December 22, 2024

The Moving Averages in Forex

2 min read

The Moving Averages in Forex

The Moving Averages are a type of trend indicators. They show the average price of an instrument over a certain period of time. When calculating the Moving Average, there is carried out a mathematical averaging of the currency pair price during a given period. As the price changes, its moving average also increases or decreases.

Here is an example of a Moving Average with the period 14 (the red line):

chart in forex

If you know how to read the Moving Average (MA) signals, you can easily predict the future price behavior. When using this technical indicator, traders should keep in mind that:

– The greater the period of the moving average, the less sensitive the MA will get to changes in price action;
– Moving average with a very small period will generate a lot of false signals – it will just go after the price);
– Moving Average with a very large period is constantly delayed – it reacts too slowly;
– When there is a sideways trend, it is necessary to use moving averages with higher period.

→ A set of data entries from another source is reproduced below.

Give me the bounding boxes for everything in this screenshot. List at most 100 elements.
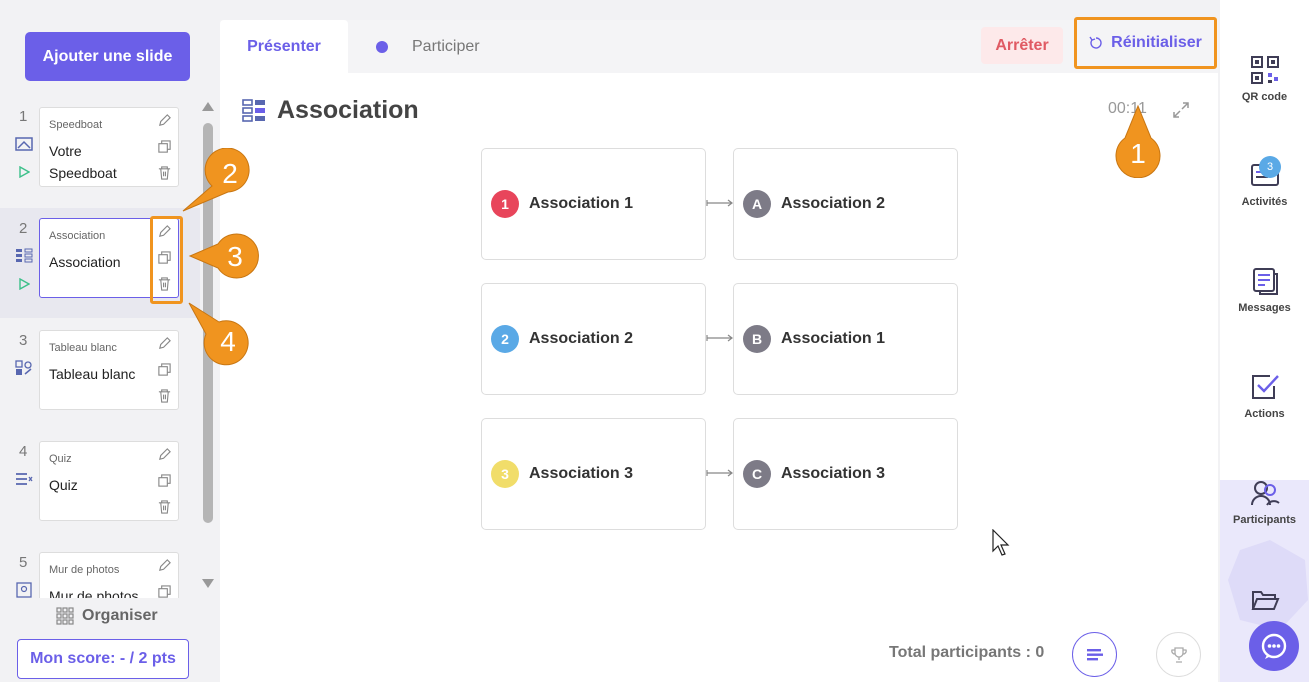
tab-participate[interactable]: Participer [372,20,480,73]
edit-icon[interactable] [157,112,172,129]
slide-number: 5 [19,554,28,571]
qr-code-label: QR code [1241,91,1288,103]
callout-marker-1: 1 [1115,104,1161,178]
callout-number: 1 [1130,138,1146,169]
participants-icon [1250,481,1280,506]
participants-button[interactable]: Participants [1220,478,1309,526]
qr-code-icon [1250,56,1279,84]
number-badge: 1 [491,190,519,218]
stop-button[interactable]: Arrêter [981,27,1063,64]
callout-marker-2: 2 [182,148,250,212]
organise-label: Organiser [82,607,158,624]
reset-icon [1089,36,1102,49]
add-slide-button[interactable]: Ajouter une slide [25,32,190,81]
slide-row-5[interactable]: 5 Mur de photos Mur de photos [0,542,200,598]
letter-badge: C [743,460,771,488]
speedboat-icon [15,137,33,151]
tab-participate-label: Participer [412,37,480,55]
score-button[interactable]: Mon score: - / 2 pts [17,639,189,679]
slide-row-1[interactable]: 1 Speedboat Votre Speedboat [0,96,200,206]
association-icon [16,248,33,263]
support-chat-button[interactable] [1249,621,1299,671]
slide-title: Mur de photos [49,588,139,598]
slide-type-label: Speedboat [49,119,103,131]
association-left-item[interactable]: 2 Association 2 [481,283,706,395]
qr-code-button[interactable]: QR code [1220,55,1309,103]
tools-sidebar: QR code Activités 3 Messages Actions Par… [1220,0,1309,682]
highlight-box-actions [150,216,183,304]
messages-button[interactable]: Messages [1220,266,1309,314]
association-right-item[interactable]: B Association 1 [733,283,958,395]
whiteboard-icon [15,360,32,375]
bar-chart-icon [1086,648,1103,660]
actions-label: Actions [1244,408,1285,420]
reset-button[interactable]: Réinitialiser [1074,17,1217,69]
folder-icon [1251,591,1279,610]
association-label: Association 1 [529,195,634,212]
slide-type-label: Quiz [49,453,72,465]
slide-header: Association [242,96,419,125]
reset-label: Réinitialiser [1111,34,1202,51]
participants-label: Participants [1233,514,1296,526]
link-arrow-icon [706,334,733,342]
number-badge: 3 [491,460,519,488]
callout-number: 2 [222,158,238,189]
association-label: Association 3 [781,465,886,482]
live-dot-icon [376,40,388,53]
association-right-item[interactable]: C Association 3 [733,418,958,530]
messages-icon [1252,268,1278,295]
slide-type-label: Tableau blanc [49,342,117,354]
total-participants: Total participants : 0 [889,644,1045,661]
duplicate-icon[interactable] [157,138,172,155]
duplicate-icon[interactable] [157,472,172,489]
association-label: Association 1 [781,330,886,347]
grid-icon [56,607,74,625]
duplicate-icon[interactable] [157,583,172,598]
tab-present[interactable]: Présenter [220,20,348,73]
activities-label: Activités [1241,196,1288,208]
play-icon[interactable] [18,166,30,178]
delete-icon[interactable] [157,164,172,181]
association-right-item[interactable]: A Association 2 [733,148,958,260]
slide-row-3[interactable]: 3 Tableau blanc Tableau blanc [0,320,200,430]
association-left-item[interactable]: 3 Association 3 [481,418,706,530]
main-panel: Présenter Participer Arrêter Réinitialis… [220,17,1218,682]
slide-card[interactable]: Quiz Quiz [39,441,179,521]
slide-card[interactable]: Speedboat Votre Speedboat [39,107,179,187]
delete-icon[interactable] [157,387,172,404]
messages-label: Messages [1238,302,1291,314]
letter-badge: A [743,190,771,218]
slide-row-4[interactable]: 4 Quiz Quiz [0,431,200,541]
page-title: Association [277,96,419,124]
trophy-icon [1170,646,1187,663]
slide-card[interactable]: Mur de photos Mur de photos [39,552,179,598]
folder-button[interactable] [1220,585,1309,615]
edit-icon[interactable] [157,557,172,574]
link-arrow-icon [706,199,733,207]
slide-title: Quiz [49,477,78,493]
tab-bar: Présenter Participer Arrêter Réinitialis… [220,17,1218,73]
photo-wall-icon [16,582,32,598]
play-icon[interactable] [18,278,30,290]
results-button[interactable] [1072,632,1117,677]
callout-number: 3 [227,241,243,272]
leaderboard-button[interactable] [1156,632,1201,677]
notification-badge: 3 [1259,156,1281,178]
association-left-item[interactable]: 1 Association 1 [481,148,706,260]
slide-title: Votre Speedboat [49,143,117,181]
callout-marker-4: 4 [188,302,249,366]
association-icon [242,98,265,122]
organise-button[interactable]: Organiser [56,605,158,627]
edit-icon[interactable] [157,335,172,352]
slide-type-label: Mur de photos [49,564,120,576]
edit-icon[interactable] [157,446,172,463]
slide-card[interactable]: Tableau blanc Tableau blanc [39,330,179,410]
duplicate-icon[interactable] [157,361,172,378]
scroll-down-arrow[interactable] [201,578,215,590]
scroll-up-arrow[interactable] [201,100,215,112]
callout-number: 4 [220,326,236,357]
delete-icon[interactable] [157,498,172,515]
actions-button[interactable]: Actions [1220,372,1309,420]
link-arrow-icon [706,469,733,477]
expand-icon[interactable] [1172,101,1190,119]
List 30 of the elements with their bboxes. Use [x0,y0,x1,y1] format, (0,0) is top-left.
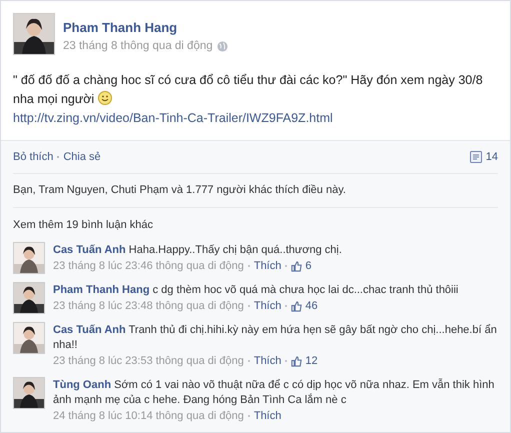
thumbs-up-icon [291,356,302,366]
comment-text: Cas Tuấn Anh Tranh thủ đi chị.hihi.kỳ này em hứa hẹn sẽ gây bất ngờ cho chị...hehe.bí ẩn nha!! [53,322,498,352]
comment-text: Cas Tuấn Anh Haha.Happy..Thấy chị bận quá..thương chị. [53,242,342,258]
post-action-link[interactable]: Chia sẻ [63,148,101,166]
like-count: 46 [305,298,318,314]
smiley-icon [98,91,112,105]
more-comments-link[interactable]: Xem thêm 19 bình luận khác [13,208,498,242]
post-text: " đố đố đố a chàng hoc sĩ có cưa đổ cô tiểu thư đài các ko?" Hãy đón xem ngày 30/8 nha mọi người [13,72,484,108]
post-meta: 23 tháng 8 thông qua di động [63,39,213,54]
comment-meta: 23 tháng 8 lúc 23:48 thông qua di động [53,298,244,314]
like-link[interactable]: Thích [254,354,282,368]
comment-count: 14 [486,150,498,165]
like-link[interactable]: Thích [254,408,282,424]
likes-summary[interactable]: Bạn, Tram Nguyen, Chuti Phạm và 1.777 người khác thích điều này. [13,174,498,208]
post-action-link[interactable]: Bỏ thích [13,148,54,166]
like-link[interactable]: Thích [254,258,282,274]
like-link[interactable]: Thích [254,298,282,314]
comment-meta: 23 tháng 8 lúc 23:46 thông qua di động [53,258,244,274]
globe-icon [216,40,228,52]
like-count: 6 [305,258,312,274]
comment-text: Pham Thanh Hang c dg thèm hoc võ quá mà chưa học lai dc...chac tranh thủ thôiii [53,282,458,298]
author-name[interactable]: Pham Thanh Hang [63,20,228,36]
thumbs-up-icon [291,260,302,272]
comment-icon [470,151,482,163]
comment-meta: 23 tháng 8 lúc 23:53 thông qua di động [53,354,244,368]
like-count: 12 [305,354,318,368]
comment-meta: 24 tháng 8 lúc 10:14 thông qua di động [53,408,244,424]
thumbs-up-icon [291,300,302,312]
video-link[interactable]: http://tv.zing.vn/video/Ban-Tinh-Ca-Trailer/IWZ9FA9Z.html [13,109,498,128]
comment-text: Tùng Oanh Sớm có 1 vai nào võ thuật nữa để c có dịp học võ nữa nhaz. Em vẫn thik hình ảnh mạnh mẹ của c hehe. Đang hóng Bản Tình Ca lắm nè c [53,378,496,408]
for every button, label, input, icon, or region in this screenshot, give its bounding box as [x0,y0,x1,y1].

There are 4 types of moving averages:

• Simple Moving Average (SMA) – the simple moving average is calculated by adding up the closing prices of the currency pair over a certain number of time periods (like 34 hours) and then dividing the sum by the number of periods.
• Exponential Moving Average (EMA) – the exponential moving average is calculated by adding to the previous value of the simple moving average (discussed above) a certain share of the recent close price. When using an exponential moving average, the recent prices have a bigger impact.
• Smoothed Moving Average (SMMA) – the smoothed moving average is calculated on the basis of a simple moving average, but it is more resistant to price fluctuations.
• Linear Weighted Moving Average (LWMA) – when the linear weighted moving average is calculated, the latest data receives a greater weight, while the earlier data have less relevance.

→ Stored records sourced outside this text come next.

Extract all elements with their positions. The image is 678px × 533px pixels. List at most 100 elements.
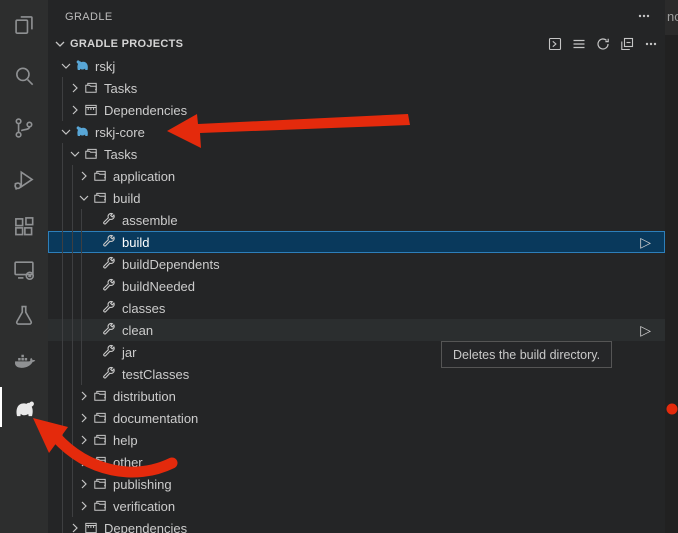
explorer-icon[interactable]	[0, 0, 48, 50]
refresh-icon[interactable]	[595, 36, 611, 52]
gradle-side-panel: GRADLE GRADLE PROJECTS rskjTasksDependen…	[48, 0, 665, 533]
indent-guide	[62, 341, 63, 363]
tree-item-label: rskj	[95, 59, 115, 74]
indent-guide	[62, 209, 63, 231]
panel-title: GRADLE	[65, 11, 113, 23]
tree-item-label: verification	[113, 499, 175, 514]
indent-guide	[62, 451, 63, 473]
section-header-gradle-projects[interactable]: GRADLE PROJECTS	[48, 33, 665, 55]
indent-guide	[62, 429, 63, 451]
chevron-right-icon[interactable]	[76, 165, 92, 187]
indent-guide	[81, 297, 82, 319]
tasks-folder-icon	[92, 498, 108, 514]
tasks-folder-icon	[92, 410, 108, 426]
task-wrench-icon	[101, 212, 117, 228]
more-actions-icon[interactable]	[636, 8, 652, 24]
chevron-right-icon[interactable]	[76, 407, 92, 429]
run-debug-icon[interactable]	[0, 154, 48, 206]
docker-icon[interactable]	[0, 338, 48, 384]
tasks-folder-icon	[92, 190, 108, 206]
task-wrench-icon	[101, 366, 117, 382]
tree-item-label: buildNeeded	[122, 279, 195, 294]
tree-row-clean[interactable]: clean▷	[48, 319, 665, 341]
run-task-play-icon[interactable]: ▷	[640, 232, 651, 252]
flat-list-icon[interactable]	[571, 36, 587, 52]
indent-guide	[62, 319, 63, 341]
indent-guide	[62, 99, 63, 121]
task-wrench-icon	[101, 234, 117, 250]
chevron-right-icon[interactable]	[76, 473, 92, 495]
tasks-folder-icon	[92, 476, 108, 492]
task-wrench-icon	[101, 322, 117, 338]
tree-row-tasks[interactable]: Tasks	[48, 143, 665, 165]
tree-item-label: assemble	[122, 213, 178, 228]
panel-header: GRADLE	[48, 0, 665, 33]
tree-row-builddependents[interactable]: buildDependents	[48, 253, 665, 275]
indent-guide	[62, 275, 63, 297]
tree-row-buildneeded[interactable]: buildNeeded	[48, 275, 665, 297]
indent-guide	[62, 407, 63, 429]
indent-guide	[62, 165, 63, 187]
tree-row-application[interactable]: application	[48, 165, 665, 187]
tree-row-verification[interactable]: verification	[48, 495, 665, 517]
tree-item-label: publishing	[113, 477, 172, 492]
extensions-icon[interactable]	[0, 206, 48, 248]
chevron-spacer	[85, 275, 101, 297]
indent-guide	[72, 209, 73, 231]
search-icon[interactable]	[0, 50, 48, 102]
tree-item-label: jar	[122, 345, 136, 360]
tree-item-label: application	[113, 169, 175, 184]
source-control-icon[interactable]	[0, 102, 48, 154]
tree-row-build[interactable]: build	[48, 187, 665, 209]
tree-row-dependencies[interactable]: Dependencies	[48, 517, 665, 533]
chevron-right-icon[interactable]	[67, 517, 83, 533]
gradle-icon[interactable]	[0, 384, 48, 430]
chevron-right-icon[interactable]	[76, 451, 92, 473]
chevron-down-icon[interactable]	[67, 143, 83, 165]
run-task-play-icon[interactable]: ▷	[640, 320, 651, 340]
tree-row-publishing[interactable]: publishing	[48, 473, 665, 495]
tree-row-tasks[interactable]: Tasks	[48, 77, 665, 99]
chevron-spacer	[85, 363, 101, 385]
tree-item-label: build	[113, 191, 140, 206]
chevron-spacer	[85, 231, 101, 253]
collapse-all-icon[interactable]	[619, 36, 635, 52]
section-toolbar	[547, 36, 659, 52]
run-gradle-build-icon[interactable]	[547, 36, 563, 52]
chevron-spacer	[85, 341, 101, 363]
indent-guide	[81, 209, 82, 231]
tree-row-classes[interactable]: classes	[48, 297, 665, 319]
chevron-right-icon[interactable]	[67, 77, 83, 99]
chevron-right-icon[interactable]	[76, 385, 92, 407]
chevron-right-icon[interactable]	[76, 495, 92, 517]
tree-row-documentation[interactable]: documentation	[48, 407, 665, 429]
indent-guide	[62, 385, 63, 407]
indent-guide	[81, 341, 82, 363]
tree-row-help[interactable]: help	[48, 429, 665, 451]
chevron-down-icon[interactable]	[58, 55, 74, 77]
tree-row-distribution[interactable]: distribution	[48, 385, 665, 407]
chevron-down-icon[interactable]	[58, 121, 74, 143]
tree-row-rskj-core[interactable]: rskj-core	[48, 121, 665, 143]
indent-guide	[62, 253, 63, 275]
indent-guide	[62, 363, 63, 385]
remote-explorer-icon[interactable]	[0, 248, 48, 292]
more-actions-icon[interactable]	[643, 36, 659, 52]
tree-item-label: rskj-core	[95, 125, 145, 140]
indent-guide	[72, 451, 73, 473]
chevron-spacer	[85, 319, 101, 341]
tree-row-rskj[interactable]: rskj	[48, 55, 665, 77]
tree-row-dependencies[interactable]: Dependencies	[48, 99, 665, 121]
editor-tab-partial[interactable]: no	[665, 0, 678, 35]
tree-row-build[interactable]: build▷	[48, 231, 665, 253]
chevron-down-icon[interactable]	[76, 187, 92, 209]
chevron-right-icon[interactable]	[67, 99, 83, 121]
tasks-folder-icon	[83, 146, 99, 162]
tasks-folder-icon	[92, 388, 108, 404]
chevron-right-icon[interactable]	[76, 429, 92, 451]
tree-item-label: documentation	[113, 411, 198, 426]
tree-row-assemble[interactable]: assemble	[48, 209, 665, 231]
tree-row-other[interactable]: other	[48, 451, 665, 473]
testing-icon[interactable]	[0, 292, 48, 338]
indent-guide	[81, 275, 82, 297]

Weighted moving average is calculated by multiplying the close prices within the considered series, by a certain weight coefficient.

In the analysis of the chart, moving averages can form 2 main signals:

– The point of intersection of the moving average with the price action generates a Buy signal if the price crosses the moving average upwards and a Sell signal if the price crosses the moving average downwards.
– The general direction of the moving average indicates the current trend at the moment, so opening a position is recommended only in the direction of the current trend.